Shortly after I published the previous post, Elana pointed out that this paragraph:
It’s wrong, as a matter of social policy, because a scarcity of women means that women will be treated even more like chattel than they already are (the “market value” of any individual woman now being somewhat higher), and also because an overabundance of young, single men is always bad. Anybody who has ever felt a thrill of fear looking down a dark city block at a throng of drunk young men congregated on a corner knows what I mean. Young men should be having sex, a lot of it, with women they like. They should not be clustering together in packs (or armies) and getting their sexual fulfillment from prostitutes.
could easily be read as saying that the primary value of having women around is that all the men have somebody to have sex with. As she points out,
That’s kind of another way of talking about women as chattel…. What if the young women in the neighborhoods of those young men don’t want to stay home to have sex with them, they want to go off and form an all-lady opera collective in the mountains or start a bee ranch or become long-haul truckers?
I think that’s a good point. I also wrote in that post that all the principles of feminism have to work together, including valuing girls and women for themselves, in order for a single principle like support for abortion rights to really effect positive change for women.
Nonetheless, it’s hard to ignore the fact that unoccupied young men are a public nuisance, and that relationships with women are often the great, civilizing occupation of young men’s lives.
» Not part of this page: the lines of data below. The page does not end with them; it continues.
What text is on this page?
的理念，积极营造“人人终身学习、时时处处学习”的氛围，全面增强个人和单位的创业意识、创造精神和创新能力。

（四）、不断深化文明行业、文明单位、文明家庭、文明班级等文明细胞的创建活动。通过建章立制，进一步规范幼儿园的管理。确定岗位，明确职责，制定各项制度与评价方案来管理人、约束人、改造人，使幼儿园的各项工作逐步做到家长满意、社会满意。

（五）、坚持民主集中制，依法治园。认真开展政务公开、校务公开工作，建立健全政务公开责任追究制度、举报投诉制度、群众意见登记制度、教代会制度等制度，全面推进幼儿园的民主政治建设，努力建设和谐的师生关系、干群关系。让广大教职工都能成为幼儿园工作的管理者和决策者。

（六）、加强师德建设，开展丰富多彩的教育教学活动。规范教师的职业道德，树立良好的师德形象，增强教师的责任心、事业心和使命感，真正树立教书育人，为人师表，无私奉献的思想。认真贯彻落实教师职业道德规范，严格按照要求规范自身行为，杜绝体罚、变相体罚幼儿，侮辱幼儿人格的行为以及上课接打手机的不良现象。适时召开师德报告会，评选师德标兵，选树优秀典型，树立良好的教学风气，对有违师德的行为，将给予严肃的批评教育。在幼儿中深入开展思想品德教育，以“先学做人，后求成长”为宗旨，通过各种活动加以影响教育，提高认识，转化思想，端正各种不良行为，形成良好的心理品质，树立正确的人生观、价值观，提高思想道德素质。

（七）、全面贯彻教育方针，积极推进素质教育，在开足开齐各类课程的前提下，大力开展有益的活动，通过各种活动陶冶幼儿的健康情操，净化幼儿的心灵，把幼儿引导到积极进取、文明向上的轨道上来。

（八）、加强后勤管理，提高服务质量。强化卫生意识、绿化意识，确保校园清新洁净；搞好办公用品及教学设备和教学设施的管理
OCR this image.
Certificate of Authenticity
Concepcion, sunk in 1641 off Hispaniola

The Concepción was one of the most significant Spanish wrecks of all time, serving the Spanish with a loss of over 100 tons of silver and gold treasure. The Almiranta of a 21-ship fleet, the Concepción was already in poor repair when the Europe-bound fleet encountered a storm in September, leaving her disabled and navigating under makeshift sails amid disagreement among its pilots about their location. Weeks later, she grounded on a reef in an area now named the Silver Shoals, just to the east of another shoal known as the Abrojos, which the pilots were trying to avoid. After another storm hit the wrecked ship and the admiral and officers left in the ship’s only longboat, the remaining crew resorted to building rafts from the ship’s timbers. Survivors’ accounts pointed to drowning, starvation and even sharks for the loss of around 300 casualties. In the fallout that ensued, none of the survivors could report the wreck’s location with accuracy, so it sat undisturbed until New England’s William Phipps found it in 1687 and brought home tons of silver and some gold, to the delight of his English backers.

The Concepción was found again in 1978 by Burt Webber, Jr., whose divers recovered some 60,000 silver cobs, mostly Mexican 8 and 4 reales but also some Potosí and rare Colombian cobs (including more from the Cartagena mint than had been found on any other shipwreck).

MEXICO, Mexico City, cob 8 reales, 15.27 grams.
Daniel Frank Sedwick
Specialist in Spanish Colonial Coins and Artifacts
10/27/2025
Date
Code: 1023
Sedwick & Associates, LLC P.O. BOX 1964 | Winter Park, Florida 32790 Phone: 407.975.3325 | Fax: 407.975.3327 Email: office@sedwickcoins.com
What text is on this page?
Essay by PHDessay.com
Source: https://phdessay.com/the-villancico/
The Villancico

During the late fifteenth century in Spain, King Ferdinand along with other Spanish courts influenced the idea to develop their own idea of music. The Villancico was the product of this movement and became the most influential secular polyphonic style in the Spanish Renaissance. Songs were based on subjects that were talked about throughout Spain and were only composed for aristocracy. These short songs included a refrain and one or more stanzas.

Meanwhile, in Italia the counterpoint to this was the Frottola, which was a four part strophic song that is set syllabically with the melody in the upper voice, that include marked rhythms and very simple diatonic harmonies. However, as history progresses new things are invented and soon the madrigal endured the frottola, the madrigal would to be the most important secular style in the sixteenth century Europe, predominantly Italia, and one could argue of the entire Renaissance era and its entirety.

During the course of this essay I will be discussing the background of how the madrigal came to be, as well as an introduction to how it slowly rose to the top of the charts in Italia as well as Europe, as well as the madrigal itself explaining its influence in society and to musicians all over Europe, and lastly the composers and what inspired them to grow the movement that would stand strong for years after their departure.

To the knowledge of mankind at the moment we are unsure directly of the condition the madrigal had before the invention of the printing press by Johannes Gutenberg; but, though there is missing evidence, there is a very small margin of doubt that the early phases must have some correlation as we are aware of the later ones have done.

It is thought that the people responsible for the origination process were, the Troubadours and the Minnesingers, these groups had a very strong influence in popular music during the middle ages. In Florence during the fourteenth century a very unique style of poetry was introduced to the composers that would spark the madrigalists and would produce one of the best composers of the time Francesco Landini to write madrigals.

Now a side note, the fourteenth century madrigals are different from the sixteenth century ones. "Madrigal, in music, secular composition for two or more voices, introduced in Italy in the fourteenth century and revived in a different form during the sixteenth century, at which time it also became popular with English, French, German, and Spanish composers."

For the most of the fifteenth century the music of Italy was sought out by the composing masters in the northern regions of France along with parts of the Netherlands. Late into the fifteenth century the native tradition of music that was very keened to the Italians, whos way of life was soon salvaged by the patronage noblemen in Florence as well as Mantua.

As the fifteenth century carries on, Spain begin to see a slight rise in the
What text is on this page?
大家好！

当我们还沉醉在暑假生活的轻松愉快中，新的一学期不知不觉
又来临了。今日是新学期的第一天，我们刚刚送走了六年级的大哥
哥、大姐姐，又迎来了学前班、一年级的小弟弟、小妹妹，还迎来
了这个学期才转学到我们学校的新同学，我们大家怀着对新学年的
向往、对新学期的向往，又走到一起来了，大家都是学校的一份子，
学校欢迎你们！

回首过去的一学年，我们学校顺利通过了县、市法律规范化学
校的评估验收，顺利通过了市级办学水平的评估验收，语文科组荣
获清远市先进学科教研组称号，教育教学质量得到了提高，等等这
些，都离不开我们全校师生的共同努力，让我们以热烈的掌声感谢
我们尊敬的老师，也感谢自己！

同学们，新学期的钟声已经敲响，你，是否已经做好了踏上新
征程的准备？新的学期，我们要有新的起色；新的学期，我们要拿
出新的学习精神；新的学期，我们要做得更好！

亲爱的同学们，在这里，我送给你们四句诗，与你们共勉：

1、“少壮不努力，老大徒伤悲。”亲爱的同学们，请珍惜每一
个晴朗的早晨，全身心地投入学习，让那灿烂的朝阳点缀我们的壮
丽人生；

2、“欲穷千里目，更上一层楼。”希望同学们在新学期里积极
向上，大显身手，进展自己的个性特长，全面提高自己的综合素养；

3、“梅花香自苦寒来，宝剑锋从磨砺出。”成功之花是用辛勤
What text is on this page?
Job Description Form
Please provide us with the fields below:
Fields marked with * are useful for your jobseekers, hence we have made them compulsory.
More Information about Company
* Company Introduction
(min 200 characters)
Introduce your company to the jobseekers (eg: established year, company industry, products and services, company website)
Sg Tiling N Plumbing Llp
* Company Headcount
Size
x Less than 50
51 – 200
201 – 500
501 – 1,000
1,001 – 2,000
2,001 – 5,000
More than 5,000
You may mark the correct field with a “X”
There’s a distinction to be made between the ontological value of women and the positive practical result of their presence. What I mean to say is that, although women do not exist to have sex with young men (but rather, to serve their own ends, whatever those may be), it still strikes me as fortunate that young women are, for the most part, eager to be involved with their male counterparts. (Fortunate for the men, at any rate, and probably fortunate for society, too.)
For those who would rather sing opera, however, let me say this: Sisters, I salute you. And I hope to see you at next year’s performance of Iphigenia at Ilium.